Ms. Weingarten argues that “the sole purpose of a ruling like this is to emasculate a labor union. “The Taylor Law is actually a “private-public equalization law.” Private-sector workers, even unionized ones, face a lot of risks, as the pilots at United Airlines discovered when their pensions were dramatically reduced during that company’s bankruptcy. New York’s public employees, in contrast, are almost immune to any risk of being fired; even their pensions are constitutionally protected. They need not worry, as the United Auto Workers, say, increasingly must, that extracting too generous compensation will push their employer into default on all compensation. This is why the law requires public unions give up some of their leverage in the contract negotiations that extract their generous, taxpayer-backed benefits.
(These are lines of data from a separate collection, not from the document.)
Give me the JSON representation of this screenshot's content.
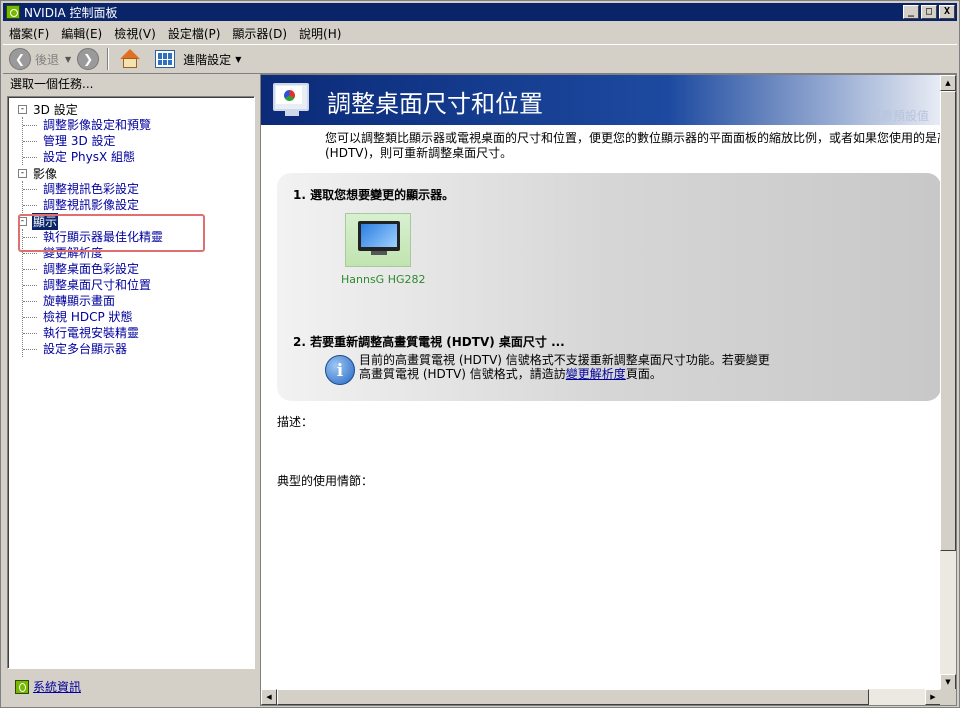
{
  "window": {
    "title": "NVIDIA 控制面板",
    "minimize": "_",
    "maximize": "□",
    "close": "X"
  },
  "menubar": [
    "檔案(F)",
    "編輯(E)",
    "檢視(V)",
    "設定檔(P)",
    "顯示器(D)",
    "說明(H)"
  ],
  "toolbar": {
    "back_label": "後退",
    "advanced_label": "進階設定"
  },
  "left_pane": {
    "header": "選取一個任務...",
    "tree": [
      {
        "label": "3D 設定",
        "items": [
          "調整影像設定和預覽",
          "管理 3D 設定",
          "設定 PhysX 組態"
        ]
      },
      {
        "label": "影像",
        "items": [
          "調整視訊色彩設定",
          "調整視訊影像設定"
        ]
      },
      {
        "label": "顯示",
        "items": [
          "執行顯示器最佳化精靈",
          "變更解析度",
          "調整桌面色彩設定",
          "調整桌面尺寸和位置",
          "旋轉顯示畫面",
          "檢視 HDCP 狀態",
          "執行電視安裝精靈",
          "設定多台顯示器"
        ]
      }
    ],
    "sysinfo": "系統資訊"
  },
  "main": {
    "title": "調整桌面尺寸和位置",
    "restore_defaults": "還原預設值",
    "intro_line1": "您可以調整類比顯示器或電視桌面的尺寸和位置，便更您的數位顯示器的平面面板的縮放比例，或者如果您使用的是高",
    "intro_line2": "(HDTV)，則可重新調整桌面尺寸。",
    "step1": "1. 選取您想要變更的顯示器。",
    "display_name": "HannsG HG282",
    "step2": "2. 若要重新調整高畫質電視 (HDTV) 桌面尺寸 ...",
    "info_line1": "目前的高畫質電視 (HDTV) 信號格式不支援重新調整桌面尺寸功能。若要變更",
    "info_line2_pre": "高畫質電視 (HDTV) 信號格式，請造訪",
    "info_link": "變更解析度",
    "info_line2_post": "頁面。",
    "description_label": "描述：",
    "usage_label": "典型的使用情節："
  },
  "colors": {
    "title_bar": "#0a246a",
    "link": "#00009c",
    "highlight_box": "#e07070",
    "display_label": "#2e8b2e"
  }
}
The latest ruling in this case will remind the union that nothing in life is free, not even a government job. It is also, incidentally, a boon for members of the TWU who have realized, after having their individual paychecks docked for participating in the strike, that there is nothing to be gained from breaking the law. As long as the judge’s ruling is in effect, the law-abiding members of the union will not be forced to subsidize their lawbreaking leadership. The city will finally find out, based on how many members actually pay dues, for whom the union leadership speaks. The rank and file will now have an opportunity to exert real leverage on their leaders.